Your podcast's cover art will appear in libraries such as Apple Podcasts or Spotify when potential new followers are browsing selections or shows recommended to them. But perhaps you've seen other podcasts create specific artwork on an episode-by-episode basis. So, what’s the difference, and is it right for your podcast and brand?
What is episode-specific artwork?
When publishing your podcast, you have the option to use a new image for each episode. Some podcasters choose to do so, while many decide to keep it simple and remain with the same, recognizable image every time.
Where is my episode-specific artwork displayed?
Followers of your podcast will see the fresh new artwork in their libraries when new episodes are released in most podcasting apps (please note: Apple Podcasts does not support episodic art).
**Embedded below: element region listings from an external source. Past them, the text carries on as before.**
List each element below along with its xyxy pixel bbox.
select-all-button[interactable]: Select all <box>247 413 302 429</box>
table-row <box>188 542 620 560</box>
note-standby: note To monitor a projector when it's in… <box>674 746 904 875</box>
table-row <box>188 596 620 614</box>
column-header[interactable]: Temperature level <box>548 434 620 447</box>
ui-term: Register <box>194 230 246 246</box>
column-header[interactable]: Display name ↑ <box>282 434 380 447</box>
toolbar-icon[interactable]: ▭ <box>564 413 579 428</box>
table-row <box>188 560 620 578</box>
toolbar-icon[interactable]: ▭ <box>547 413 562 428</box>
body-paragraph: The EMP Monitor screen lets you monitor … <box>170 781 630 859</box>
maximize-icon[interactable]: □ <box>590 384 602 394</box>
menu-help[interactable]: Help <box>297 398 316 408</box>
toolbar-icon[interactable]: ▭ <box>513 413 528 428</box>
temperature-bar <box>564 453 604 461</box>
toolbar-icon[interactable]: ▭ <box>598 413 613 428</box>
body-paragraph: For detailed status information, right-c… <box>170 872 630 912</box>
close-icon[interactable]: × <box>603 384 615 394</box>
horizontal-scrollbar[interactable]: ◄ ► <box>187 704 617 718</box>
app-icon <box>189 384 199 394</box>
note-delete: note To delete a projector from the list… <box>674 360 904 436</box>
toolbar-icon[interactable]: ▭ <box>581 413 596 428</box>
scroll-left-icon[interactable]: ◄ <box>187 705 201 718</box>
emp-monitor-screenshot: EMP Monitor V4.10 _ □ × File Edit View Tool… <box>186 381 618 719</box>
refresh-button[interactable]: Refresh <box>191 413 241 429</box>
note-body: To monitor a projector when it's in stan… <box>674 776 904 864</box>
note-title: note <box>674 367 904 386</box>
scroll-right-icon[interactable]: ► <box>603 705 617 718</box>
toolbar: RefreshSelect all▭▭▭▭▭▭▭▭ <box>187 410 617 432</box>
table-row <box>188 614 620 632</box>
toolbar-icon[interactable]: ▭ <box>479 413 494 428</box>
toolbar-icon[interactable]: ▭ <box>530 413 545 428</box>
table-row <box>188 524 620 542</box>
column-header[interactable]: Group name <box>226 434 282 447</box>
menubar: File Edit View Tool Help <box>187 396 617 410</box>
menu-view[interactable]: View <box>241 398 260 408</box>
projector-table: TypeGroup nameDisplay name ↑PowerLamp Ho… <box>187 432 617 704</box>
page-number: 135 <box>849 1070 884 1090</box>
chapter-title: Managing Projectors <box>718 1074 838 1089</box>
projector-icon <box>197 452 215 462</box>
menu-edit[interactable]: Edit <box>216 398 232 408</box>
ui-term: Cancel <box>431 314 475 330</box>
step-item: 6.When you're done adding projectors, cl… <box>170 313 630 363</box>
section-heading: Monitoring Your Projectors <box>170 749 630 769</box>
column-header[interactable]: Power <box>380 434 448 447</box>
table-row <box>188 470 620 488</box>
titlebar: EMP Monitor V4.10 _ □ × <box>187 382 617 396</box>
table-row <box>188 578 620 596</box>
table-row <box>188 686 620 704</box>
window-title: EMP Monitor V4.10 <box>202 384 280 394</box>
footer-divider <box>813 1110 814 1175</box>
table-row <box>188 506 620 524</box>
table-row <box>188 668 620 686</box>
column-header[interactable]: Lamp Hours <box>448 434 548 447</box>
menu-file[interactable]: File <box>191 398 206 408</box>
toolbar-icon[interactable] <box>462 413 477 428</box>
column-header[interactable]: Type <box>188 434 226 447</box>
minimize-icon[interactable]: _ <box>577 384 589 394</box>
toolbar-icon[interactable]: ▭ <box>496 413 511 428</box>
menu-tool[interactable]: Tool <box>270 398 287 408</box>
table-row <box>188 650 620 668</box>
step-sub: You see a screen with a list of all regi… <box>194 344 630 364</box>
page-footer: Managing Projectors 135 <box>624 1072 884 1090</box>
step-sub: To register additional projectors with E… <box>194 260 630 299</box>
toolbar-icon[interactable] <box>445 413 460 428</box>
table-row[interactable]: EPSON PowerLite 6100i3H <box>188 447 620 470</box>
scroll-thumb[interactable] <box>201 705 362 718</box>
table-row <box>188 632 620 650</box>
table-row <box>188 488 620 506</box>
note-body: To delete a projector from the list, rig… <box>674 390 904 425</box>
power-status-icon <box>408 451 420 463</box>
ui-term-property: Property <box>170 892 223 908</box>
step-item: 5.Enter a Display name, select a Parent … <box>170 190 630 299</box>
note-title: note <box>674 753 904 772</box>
The podcast Adulting is an excellent example. The main show art is distinct and each episode compliments the theme of the main piece, but features that week's guest.
What is the benefit?
Differing each episode with specific artwork will help your dedicated followers to identify exciting new content right away and pique their interest! For instance, if you have a highly recognizable guest on, face recognition is a great perk. Furthermore, if you connect with your community on social media platforms, new artwork related to each episode is a great way to keep your feed fresh, exciting, and relevant. It's also an asset that is ready for your guest to share on their own feed — which in turn increases your findability through their social presence.
Is it necessary?
In short: no. There doesn't yet seem to be any known correlation between increased downloads and episode-specific show art. If you don't have a social media presence or regularly have guests, it may not be worth the investment of time, especially since it will never be seen within Apple Podcasts (though it will be visible within the Acast podcasting app and most others!).
If you're considering this approach, try it out! See if it resonates with your following and community. You can always revert your cover art back to the original if you decide it doesn't work for your aesthetic.